Cabbage Salad in Orange-vinegar Dressing

Cabbage is associated with winter in Greece. “You can’t have tender, sweet cabbage before the winter cold,” a farmer in Kea told me one October morning. The trick to turn almost any cabbage into a good salad is to “knead” the finely shredded leaves with salt and lemon juice. Here, instead of lemon a combination of orange and white ‘balsamic’ vinegar is used. The cabbage and carrots wilt and shrink, becoming juicy and delicious. A dressing based on this ‘marinade’ is wonderful with all kinds of mixed greens salads (see variation). 

 

I first tasted the cabbage and carrot salad at Ourania’s Tavern, on Samos island, and was fascinated. Ourania, the owner and cook, told us that the longer you leave the salad in the fridge, the better it gets;  she was right, of course.

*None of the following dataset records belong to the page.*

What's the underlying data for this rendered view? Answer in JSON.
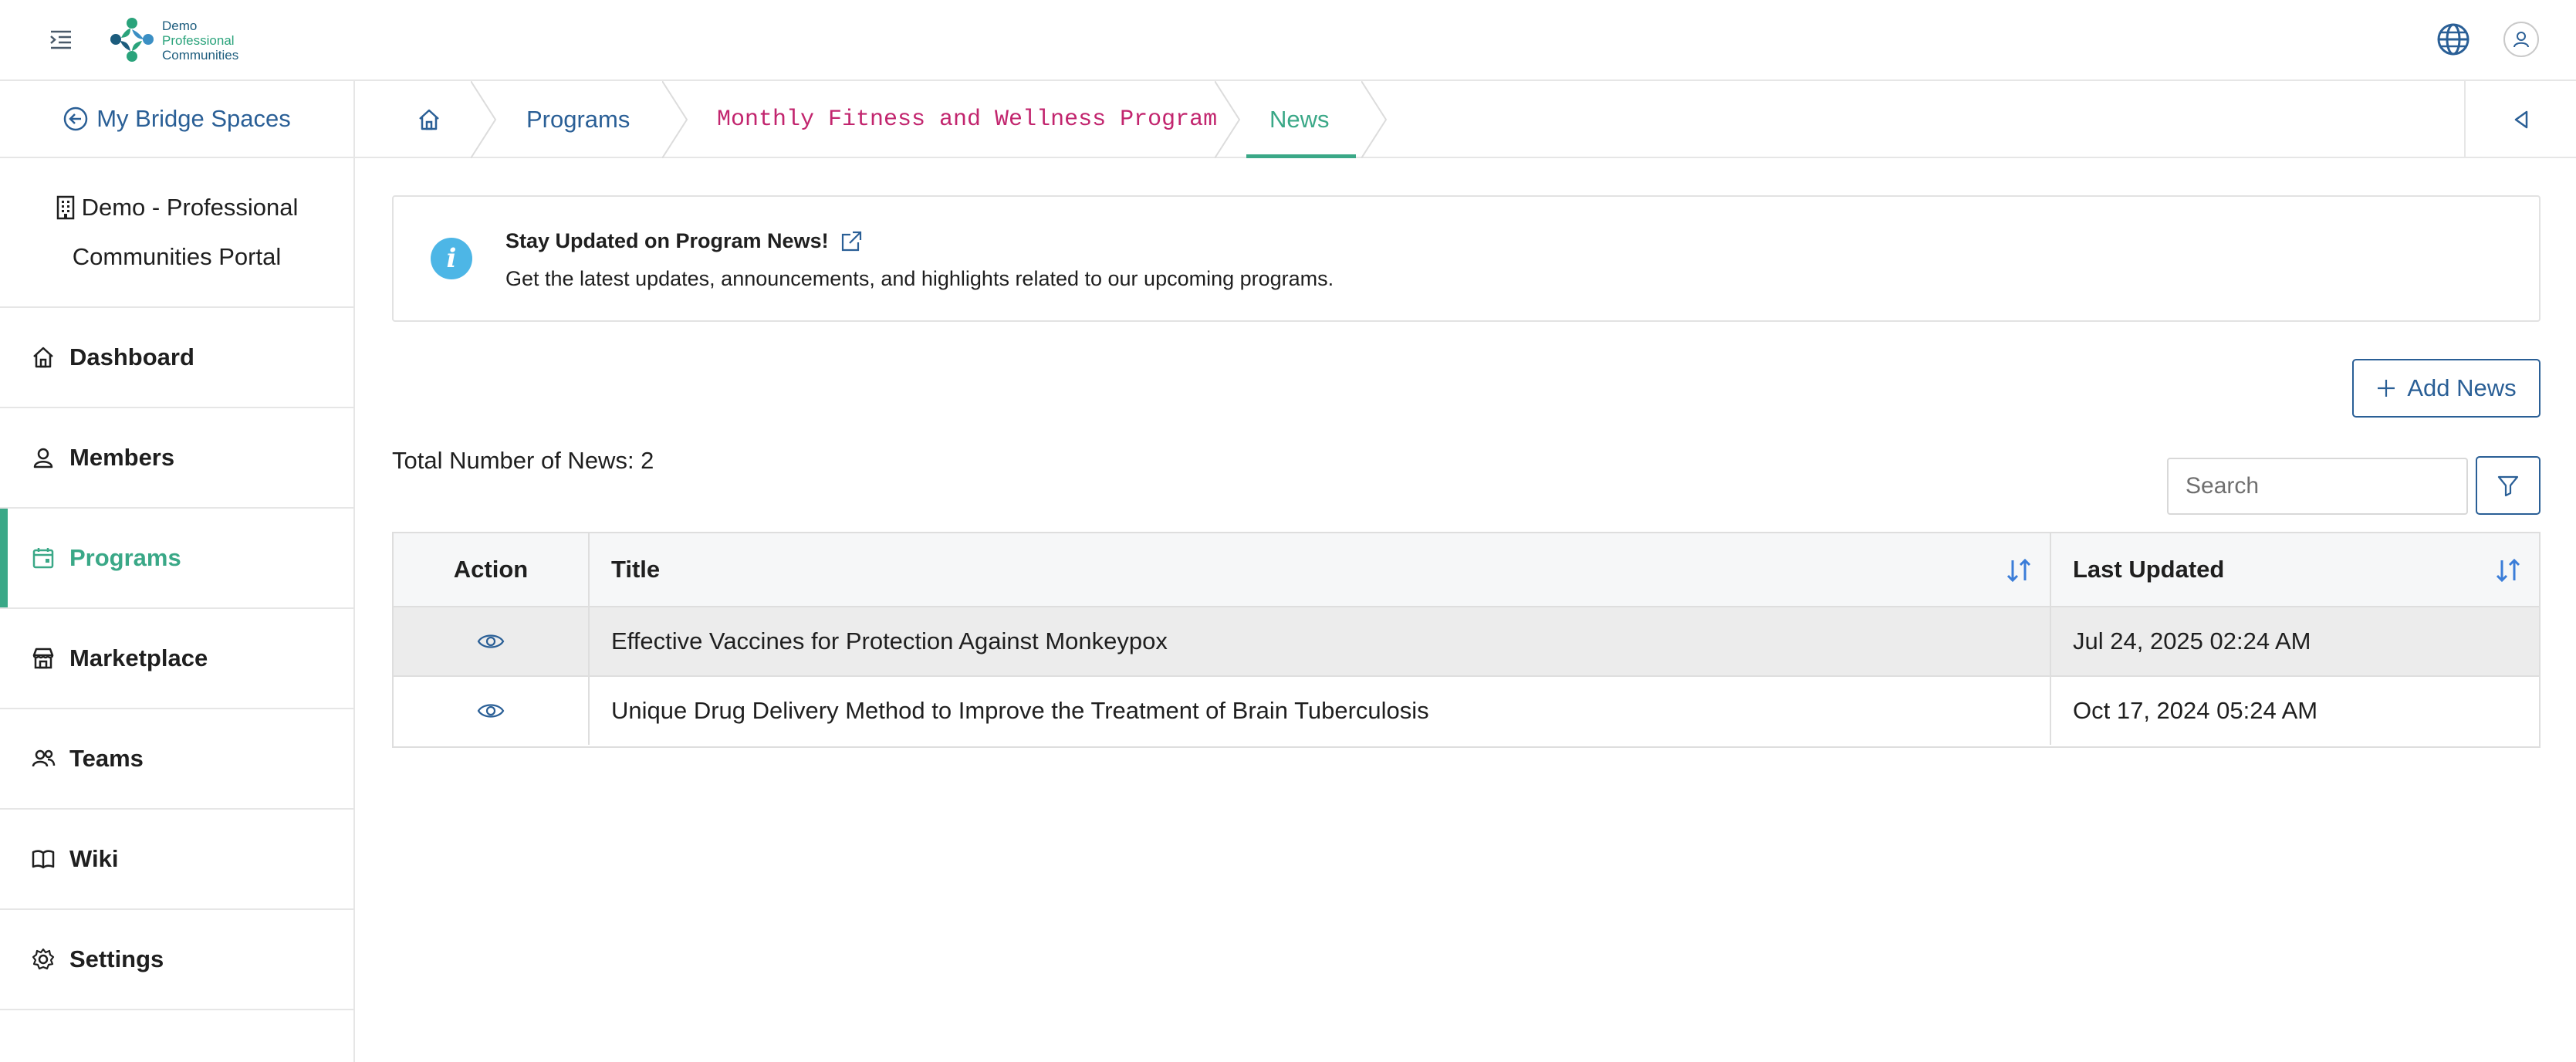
{
  "header": {
    "logo_text": [
      "Demo",
      "Professional",
      "Communities"
    ],
    "menu_toggle_icon": "menu-collapse-icon",
    "language_icon": "globe-icon",
    "user_icon": "user-icon"
  },
  "sidebar": {
    "back_label": "My Bridge Spaces",
    "portal_line1": "Demo - Professional",
    "portal_line2": "Communities Portal",
    "items": [
      {
        "label": "Dashboard",
        "icon": "home-icon",
        "active": false
      },
      {
        "label": "Members",
        "icon": "user-icon",
        "active": false
      },
      {
        "label": "Programs",
        "icon": "calendar-icon",
        "active": true
      },
      {
        "label": "Marketplace",
        "icon": "store-icon",
        "active": false
      },
      {
        "label": "Teams",
        "icon": "users-icon",
        "active": false
      },
      {
        "label": "Wiki",
        "icon": "book-icon",
        "active": false
      },
      {
        "label": "Settings",
        "icon": "gear-icon",
        "active": false
      }
    ]
  },
  "breadcrumb": {
    "home_icon": "home-icon",
    "programs": "Programs",
    "program": "Monthly Fitness and Wellness Program",
    "current": "News"
  },
  "banner": {
    "title": "Stay Updated on Program News!",
    "text": "Get the latest updates, announcements, and highlights related to our upcoming programs."
  },
  "actions": {
    "add_label": "Add News",
    "search_placeholder": "Search"
  },
  "summary": {
    "total_text": "Total Number of News: 2"
  },
  "table": {
    "columns": [
      "Action",
      "Title",
      "Last Updated"
    ],
    "rows": [
      {
        "title": "Effective Vaccines for Protection Against Monkeypox",
        "updated": "Jul 24, 2025 02:24 AM"
      },
      {
        "title": "Unique Drug Delivery Method to Improve the Treatment of Brain Tuberculosis",
        "updated": "Oct 17, 2024 05:24 AM"
      }
    ]
  },
  "colors": {
    "primary": "#2a5f96",
    "accent_green": "#3aa887",
    "program_link": "#c2256e",
    "info_icon": "#4db6e6"
  }
}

Adding fruity olive oil and maybe 1-2 teaspoons Dijon mustard her ‘marinade’ becomes my go-to vinaigrette for all kinds of seasonal, mixed salads. 

 

 

4 to 6 servings

 

4 – 5 cups finely shredded green cabbage (about 1/2 a medium cabbage) 

 

3 medium carrots, peeled, and shredded  

 

1/4 cup fresh orange juice 

 

1/4 cup white ‘balsamic’ vinegar 

 

About 1/2 teaspoon sea salt

 

1/2 teaspoon or more ground black pepper

 

3–4 small dill pickles (about 2 inches long), halved lengthwise and thinly sliced  (optional)

 

1/2 cup halved, and seeded red bell pepper, finely cut into thin strips

 

A small handful of fresh mint leaves

 

Fruity olive oil 

 

 

In a large bowl, combine the cabbage and carrots with the orange juice and vinegar, the salt and pepper. Rub, squeeze and toss the cabbage mixture with your hands until reduced in volume by about a half. 

 

(The salad can be prepared up to this point a few hours in advance, or even a few days, then covered and refrigerated.)

 

In the serving bowl, combine the cabbage, pickles, if you are using them, with the red pepper, and some coarsely shredded mint leaves. 

 

Drizzle liberally with fruity olive oil and taste to adjust the seasonings, adding more salt, pepper, vinegar or orange juice, if needed. Garnish with mint leaves and serve.

 

VARIATION:

For a colorful, mixed salad use all or some of the following: any lettuce (romaine, frisée, iceberg), purslane (if available), maybe some diced cucumber, small tomatoes, chopped olives (green or black), along with sliced orange, and shredded radicchio for the bitterness we so much love, plus fragrant mint.

Dress it with the above described orange juice and vinegar, adding maybe 1-2 teaspoons Dijon mustard, salt and pepper, of course, and plenty of fruity olive oil!